Disgusting that the young, and pure-hearted, and amiable De Vayne should be made the butt of the machinations of such men as Bruce and Brogten! But so it was. So it was; I could not invent facts like these. They never could float across my imagination, or if they did, I should reject them as the monstrous chimeras of a heated brain. I can conceive a man’s private wickedness,—the wickedness which he confines within his own heart, and only brings to bear upon others so far as is demanded by his own fancied interests; I can imagine, too, an open and willing partnership in villainy, where hand joins in hand, and face answereth to face. But that any knowing the plague of their own hearts, should deliberately endeavour to lead others into sin, coolly and deliberately, without even the blinding mist of passion to hide the path which they are treading,—this, if I had not known that it was so, I could not have conceived.
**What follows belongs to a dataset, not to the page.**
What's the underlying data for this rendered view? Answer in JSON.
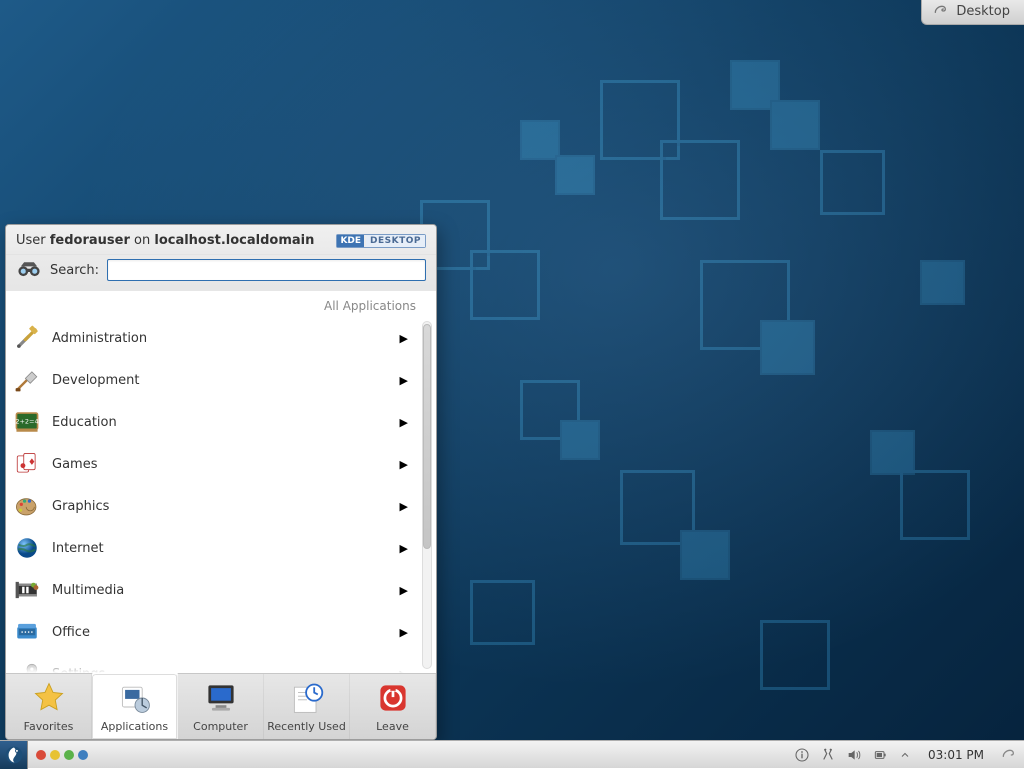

The murderer who, atom by atom, continues the slow poisoning of a perishing body for many months, and dies amid the yell of a people’s execration,—in sober earnest, before God, I believe he is less guilty than he who, drop by drop, pours into the soul of another the curdling venom of moral pollution, than he who feeds into full-sized fury the dormant monsters of another’s evil heart. Surely the devil must welcome a human tempter with open arms.